The
elders ignore Jesus, and the crowds take note of this, and they begin to ask
each other if perhaps even the elders might be beginning to believe that Jesus
is the Messiah since they have all suddenly grown so silent.
But they are also confused because they believe that when the
Messiah comes, no one will know where he is from… and they know where Jesus is
from.
In
Jesus’ day, some people believed that no one would know where the Messiah would
come from… but that is not what the prophets foretold. Still others got hung up
for the opposite reason – they knew the Scriptures perfectly… but they didn’t
know Jesus as well as they thought they did. And because they believed in
things they had made up, they had a hard time recognizing Jesus and his
fulfillment of the Scriptures when he arrived. We can sometimes be the same
way.
Jesus then starts shouting in the Temple courts, “Yes! You know
me! And you know where I’m from! I’m not here on my own authority, but he who
sent me is true! You don’t know him, but I know him because I am from him and
he sent me!”
When they heard Jesus saying such things, John tells us that the
crowd tried to seize him, but that no one laid a hand on him, because his hour
had not yet come… or in other words, God didn’t want him to be arrested just yet,
so God didn’t let him get arrested.
Still, many in the crowd believed in him. They were in awe of
Jesus and they decided that they didn’t need any more proof that he was who he
said he was. And they said, “When the Messiah comes, will he perform more signs
than this man?”
But the Pharisees heard the crowd whispering such things about
him, so they sent temple guards to arrest him.
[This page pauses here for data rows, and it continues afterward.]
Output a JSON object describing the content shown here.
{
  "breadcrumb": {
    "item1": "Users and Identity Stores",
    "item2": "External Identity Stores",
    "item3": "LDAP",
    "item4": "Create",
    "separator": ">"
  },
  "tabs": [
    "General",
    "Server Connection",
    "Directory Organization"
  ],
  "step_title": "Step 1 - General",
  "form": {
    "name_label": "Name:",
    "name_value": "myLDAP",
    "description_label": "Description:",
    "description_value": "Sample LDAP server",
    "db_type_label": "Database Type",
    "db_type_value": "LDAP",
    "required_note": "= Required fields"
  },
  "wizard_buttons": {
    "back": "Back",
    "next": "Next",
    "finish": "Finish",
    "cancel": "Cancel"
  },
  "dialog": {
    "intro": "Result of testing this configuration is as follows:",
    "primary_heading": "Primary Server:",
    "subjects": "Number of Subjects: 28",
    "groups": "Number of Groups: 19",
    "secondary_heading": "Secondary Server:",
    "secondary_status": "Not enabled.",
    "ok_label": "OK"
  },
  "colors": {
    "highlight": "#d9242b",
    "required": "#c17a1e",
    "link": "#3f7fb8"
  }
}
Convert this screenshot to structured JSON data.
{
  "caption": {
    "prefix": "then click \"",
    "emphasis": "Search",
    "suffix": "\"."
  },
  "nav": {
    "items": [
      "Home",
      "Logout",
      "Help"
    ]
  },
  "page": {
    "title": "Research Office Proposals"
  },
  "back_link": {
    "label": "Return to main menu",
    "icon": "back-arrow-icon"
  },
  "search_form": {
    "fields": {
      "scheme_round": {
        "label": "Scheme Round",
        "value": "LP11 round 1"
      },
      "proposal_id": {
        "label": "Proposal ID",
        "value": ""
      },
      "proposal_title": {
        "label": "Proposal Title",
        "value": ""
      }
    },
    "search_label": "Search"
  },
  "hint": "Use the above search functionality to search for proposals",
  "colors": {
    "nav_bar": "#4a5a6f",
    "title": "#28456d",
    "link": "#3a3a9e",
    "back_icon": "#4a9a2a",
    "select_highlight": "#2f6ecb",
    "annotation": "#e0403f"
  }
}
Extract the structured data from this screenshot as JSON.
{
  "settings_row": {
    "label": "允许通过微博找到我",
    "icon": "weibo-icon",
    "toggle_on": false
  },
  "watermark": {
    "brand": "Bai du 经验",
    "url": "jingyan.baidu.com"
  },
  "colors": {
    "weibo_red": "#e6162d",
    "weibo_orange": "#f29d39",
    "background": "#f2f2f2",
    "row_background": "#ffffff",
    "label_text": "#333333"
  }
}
Jesus said, “I am with you for only a short time, and then I am
going to the one who sent me. You will look for me, but you will not find me;
and where I am, you cannot come.” Here, Jesus is saying that he is going to be
killed, and when he is killed, he will return to his Father who sent him into
the world.
But the people were confused by this and were like, “Where’s he
going? Is he going to go teach the Greeks now?” They were thinking about what
they themselves might do if they knew that their lives were being threatened. They
would likely flee and go live among the Greek-speaking Jews scattered across
the Roman Empire in the Jewish Diaspora. They don’t think for a minute that
Jesus is actually planning on submitting to those who would put him to death
and let them kill him. That’s not what Messiah’s are supposed to do!
Finally, on the last and greatest day of the festival, Jesus
stood and said in a loud voice, “Let anyone who is thirsty come to me and
drink. Whoever believes in me, as Scripture has said, rivers of living water
will flow from within them.”
By this he meant the Spirit, whom those who believed in him were
later to receive. Up to that time the Spirit had not been given, since Jesus
had not yet been glorified.
Jesus screams out his words of truth and life to the people
during the greatest day of the feast, when the Temple was filled to overflowing
with people upon people. During the feast, two priests would enter the Temple
and one would pour out golden pitcher of water at the base of the altar, and at
the same time the other priest would pour out wine from freshly crushed grapes,
and the two liquids would flow down the Temple steps and out into the Courts. And
on the greatest day of the feast, the people would wave their palm branches and
sing praises to God, as the priests performed their sacred rituals, begging God
to remember his promises to them.
It is fitting that Jesus makes his declaration about streams of
living water pouring out from within his people as the priests pour out their water
and wine at the altar. Jesus is saying that he is the fulfillment of all their
hopes, and the very reason why they perform these rituals in the first place. Everything
points to him, and to the Holy Spirit that he will pour out on his people and
who will overflow within them.
The crowd was divided – some people thought he was the Prophet,
some thought he was the Messiah, and others thought he was a fraud and wanted
him arrested.
Finally the temple guards went back to the chief priests and the
Pharisees, who asked them, “Why didn’t you bring him in?”
“No one ever spoke the way this man does,” the guards
replied.
“You mean he has deceived you also?” the Pharisees retorted.
“Have any of the rulers or of the Pharisees believed in him? No! But this mob
that knows nothing of the law—there is a curse on them.”
Nicodemus, who had previously met with Jesus in secret at night,
was also one of the Pharisees, and he asked his fellow teachers, “Does our law
condemn a man without first hearing him to find out what he has been
doing?”
They replied, “Are you from Galilee, too? Look into it, and you
will find that a prophet does not come out of Galilee.”
And so the conflict continued to grow between Jesus and the
Pharisees… which we’ll hear more about in the future.